The first spring scrimmage for the University of Kentucky could be viewed as a draw. The offense came out and set the tone early, marching down the field for touchdowns on its first two drives. The first series pitted the first-team offense against the first-team defense, with the second-team units facing off in the second series.
The defense responded by making some nice individual plays, picking up its enthusiasm and keeping the offense out of the end zone the rest of the way until a late TD run by Jonathan George. The defense also recovered a pair of fumbles and stuffed Brandon Gainer on a fourth-and-short run play.
"I don't know if we were shell-shocked or what, but after that first series we came out and shut them down," said senior linebacker Ronnie Sneed. "Once we got riled up and loud, we started flying to the ball."
Still, co-defensive coordinator Rick Minter wasn't pleased with the way his team came out of the gate.
Never miss a local story.
"I told them if that's how we're going to play, we're going to be down in a hole 7, 10, to 14 right off the bat," he said. "We've got to start faster than that. The lights came on today for a lot of our guys who had never played and it showed. The tempo and the intensity is not what it is in practice. We tried to treat it as a game as far as our mental preparation goes, and we've got a lot of work to do. I'm not displeased with our effort, but we've got a long way to go."
Morgan Newton continued with his solid spring, looking more in command of the offense than at any point during his UK career. He completed a nice swing pass to Raymond Sanders for a 20-plus yard gain to set up the first TD. Newton didn't throw a touchdown pass but had a few throws that were right on the money that were dropped by receivers.
Newton said he definitely feels more at ease under center now.
"I thought I did some things and put some balls in good places," Newton said. "We've still got a long way to go, and we still want to get better, but I'm feeling more and more comfortable every day. It's still April, but we're improving, and that's the most important thing. We were pretty solid on the opening drive. Unfortunately we weren't as solid the rest of the way, but we still did a lot of good things."
Offensive coordinator Randy Sanders said Newton's intangibles have come a long way.
"He approaches practice like he's supposed to," Sanders said. "Having not gotten the job last year, as negative as it was at the time, he has turned it into a positive because he was able to figure out why. The way he played was very positive, but there's still another step to take.

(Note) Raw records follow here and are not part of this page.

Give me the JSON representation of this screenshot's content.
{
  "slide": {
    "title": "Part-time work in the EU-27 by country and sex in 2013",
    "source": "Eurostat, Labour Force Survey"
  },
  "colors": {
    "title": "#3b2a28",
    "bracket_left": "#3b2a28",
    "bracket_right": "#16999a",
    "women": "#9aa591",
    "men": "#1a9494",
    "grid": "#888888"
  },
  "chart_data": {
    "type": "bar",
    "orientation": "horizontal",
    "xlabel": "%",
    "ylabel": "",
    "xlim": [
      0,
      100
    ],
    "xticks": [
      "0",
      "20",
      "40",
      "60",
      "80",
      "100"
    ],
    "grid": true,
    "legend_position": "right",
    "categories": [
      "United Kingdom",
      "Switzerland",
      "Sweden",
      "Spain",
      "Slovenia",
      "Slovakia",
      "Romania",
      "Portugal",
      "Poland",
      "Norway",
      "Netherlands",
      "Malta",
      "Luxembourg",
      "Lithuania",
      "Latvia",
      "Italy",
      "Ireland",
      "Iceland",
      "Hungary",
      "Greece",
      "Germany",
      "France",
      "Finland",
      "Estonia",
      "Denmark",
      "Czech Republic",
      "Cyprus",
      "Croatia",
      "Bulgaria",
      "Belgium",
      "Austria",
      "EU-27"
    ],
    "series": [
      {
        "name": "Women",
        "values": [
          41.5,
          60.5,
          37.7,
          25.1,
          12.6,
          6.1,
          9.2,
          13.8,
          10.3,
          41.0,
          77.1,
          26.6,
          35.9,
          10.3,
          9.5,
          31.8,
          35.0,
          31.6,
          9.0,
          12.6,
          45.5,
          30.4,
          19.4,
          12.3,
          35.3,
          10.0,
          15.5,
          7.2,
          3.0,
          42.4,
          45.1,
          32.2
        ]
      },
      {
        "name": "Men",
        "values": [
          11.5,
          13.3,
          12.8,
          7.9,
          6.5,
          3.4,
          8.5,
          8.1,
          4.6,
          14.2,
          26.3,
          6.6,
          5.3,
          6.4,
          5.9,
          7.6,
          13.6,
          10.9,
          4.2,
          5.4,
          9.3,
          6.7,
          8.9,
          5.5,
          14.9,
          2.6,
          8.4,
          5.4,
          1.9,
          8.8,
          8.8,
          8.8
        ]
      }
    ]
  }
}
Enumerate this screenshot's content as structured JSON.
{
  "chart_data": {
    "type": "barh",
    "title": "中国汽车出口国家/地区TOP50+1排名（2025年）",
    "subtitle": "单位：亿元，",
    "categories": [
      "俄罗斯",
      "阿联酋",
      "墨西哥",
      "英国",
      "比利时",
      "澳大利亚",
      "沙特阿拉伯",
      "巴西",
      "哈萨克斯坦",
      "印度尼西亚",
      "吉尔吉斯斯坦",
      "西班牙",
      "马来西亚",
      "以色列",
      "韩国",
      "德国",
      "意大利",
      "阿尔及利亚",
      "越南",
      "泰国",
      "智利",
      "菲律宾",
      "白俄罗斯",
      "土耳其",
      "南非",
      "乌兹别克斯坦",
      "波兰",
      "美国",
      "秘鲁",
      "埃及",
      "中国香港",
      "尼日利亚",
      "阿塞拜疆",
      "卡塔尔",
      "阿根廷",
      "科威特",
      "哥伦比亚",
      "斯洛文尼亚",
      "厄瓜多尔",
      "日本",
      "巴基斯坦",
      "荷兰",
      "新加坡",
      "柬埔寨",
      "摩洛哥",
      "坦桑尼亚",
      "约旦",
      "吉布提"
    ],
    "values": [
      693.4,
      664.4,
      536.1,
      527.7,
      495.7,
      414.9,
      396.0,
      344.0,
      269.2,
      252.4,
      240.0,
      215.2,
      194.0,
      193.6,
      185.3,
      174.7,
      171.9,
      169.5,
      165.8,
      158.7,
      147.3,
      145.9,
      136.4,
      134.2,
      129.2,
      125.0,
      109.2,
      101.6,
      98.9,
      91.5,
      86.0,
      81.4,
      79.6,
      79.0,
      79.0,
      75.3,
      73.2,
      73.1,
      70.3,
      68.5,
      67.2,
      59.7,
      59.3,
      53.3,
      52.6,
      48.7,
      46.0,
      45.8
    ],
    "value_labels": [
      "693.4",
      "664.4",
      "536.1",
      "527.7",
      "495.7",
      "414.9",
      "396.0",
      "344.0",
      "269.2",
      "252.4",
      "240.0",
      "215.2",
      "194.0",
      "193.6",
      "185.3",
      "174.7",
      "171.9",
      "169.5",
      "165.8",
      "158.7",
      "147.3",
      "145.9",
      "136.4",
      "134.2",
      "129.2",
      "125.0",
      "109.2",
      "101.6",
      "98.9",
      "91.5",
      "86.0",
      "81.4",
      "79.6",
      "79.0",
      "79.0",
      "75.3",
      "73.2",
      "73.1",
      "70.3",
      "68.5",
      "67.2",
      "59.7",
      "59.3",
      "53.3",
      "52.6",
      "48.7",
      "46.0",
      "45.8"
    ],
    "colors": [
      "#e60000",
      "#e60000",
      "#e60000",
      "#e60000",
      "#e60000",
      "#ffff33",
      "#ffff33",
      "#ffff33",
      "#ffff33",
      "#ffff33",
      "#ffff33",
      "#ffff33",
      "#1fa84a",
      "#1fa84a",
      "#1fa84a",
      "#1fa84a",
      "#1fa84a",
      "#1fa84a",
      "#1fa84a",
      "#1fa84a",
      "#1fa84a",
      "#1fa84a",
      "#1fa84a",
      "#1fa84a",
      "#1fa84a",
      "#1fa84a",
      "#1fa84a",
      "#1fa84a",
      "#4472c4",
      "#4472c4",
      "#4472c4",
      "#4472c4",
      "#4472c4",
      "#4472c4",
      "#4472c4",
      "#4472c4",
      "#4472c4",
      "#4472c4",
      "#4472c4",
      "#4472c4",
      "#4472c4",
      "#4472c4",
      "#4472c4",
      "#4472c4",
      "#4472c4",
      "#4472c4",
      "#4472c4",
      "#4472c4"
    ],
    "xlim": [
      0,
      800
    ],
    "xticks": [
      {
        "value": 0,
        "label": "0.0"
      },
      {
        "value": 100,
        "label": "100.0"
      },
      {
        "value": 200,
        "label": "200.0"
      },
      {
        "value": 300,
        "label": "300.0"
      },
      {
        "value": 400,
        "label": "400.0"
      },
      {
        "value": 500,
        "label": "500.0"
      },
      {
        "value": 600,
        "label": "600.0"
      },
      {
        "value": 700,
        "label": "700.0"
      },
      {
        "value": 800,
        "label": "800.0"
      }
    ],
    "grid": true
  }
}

He seems to be doing his part, and hopefully we can get the other 10 guys around him playing well where the results show."
As for the offense's lull after the hot start, Sanders gave credit to the defense and said he wanted to do some experimenting.
"I thought the defense responded well," Sanders said. "One of things I wanted was for the offense to have success early, which we did, and then I wanted to test some things and see where we were and see how some guys responded in certain situations. It wasn't all about success at that point."
One of Sanders' experiments that seemed to work was George, who ran tough and physical all afternoon, scoring on a 9-yard run where he plowed over cornerback Jerrell Priester on his way to the end zone. George has been slowed by injuries and saw most of his action on special teams last year, but he's currently No. 2 on the depth chart behind Sanders.
"It's been kind of rough, but I finally feel like I'm 100 percent healthy and I can come and perform and try and get the coaches' attention," George said. "Everything's going good right now."
Sanders said George still needs to work on making the right reads and right cuts when he's running.
"But if you've got a guy who runs tough and physical, you can teach him the rest," he said.
The Kentucky defensive players are still getting used to Minter's new scheme, which is a multiple look that uses hybrid players at three positions and can switch in alignment from a 4-3 to 3-4 to 4-2-5.
"We're still in the beginning of the learning curve, but we've come a long way," Sneed said. "They've thrown a lot at us, and we're all trying to get it down as best as we can and as quick as we can in this short period of time."
Newton's brother visits
Speaking of Newton, his younger brother Langston is taking advantage of his spring break this week to take a look at schools. Langston Newton is a 6-foot-5, 240-pound junior defensive end at Carmel (Ind.) who is receiving interest from several schools. Newton and his family visited Ohio State, Louisville and stopped by UK's practice over the weekend and are scheduled to visit Western Kentucky, Alabama, Auburn and LSU next week. Newton attended Junior Day at Indiana last month.
Cats add to QB stable
Kentucky filled its need for a quarterback in the 2012 class last week with a commitment from Patrick Towles, a 6-foot-5, 232-pounder who threw for 2,471 yards and 21 touchdowns as a junior in leading Highlands to the Class 5A state title.
Projected starter Morgan Newton will be a senior when Towles enrolls, which would leave a potential three-man competition among Max Smith, a true freshman who's practicing this spring, Theltus Cobbins, a freshman who will arrive in the fall, and Towles.
Towles' quarterback coach is ex-UK star quarterback Jared Lorenzen, who said earlier this year that Towles was farther along than he was at the same stage.
"He's legit," Lorenzen said. "He's got all the tools: a strong arm, speed; he can run a 4.6 or 4.7 40. All he needs to work on now is consistency. I'm putting big goals out there for him because I really want him to challenge himself."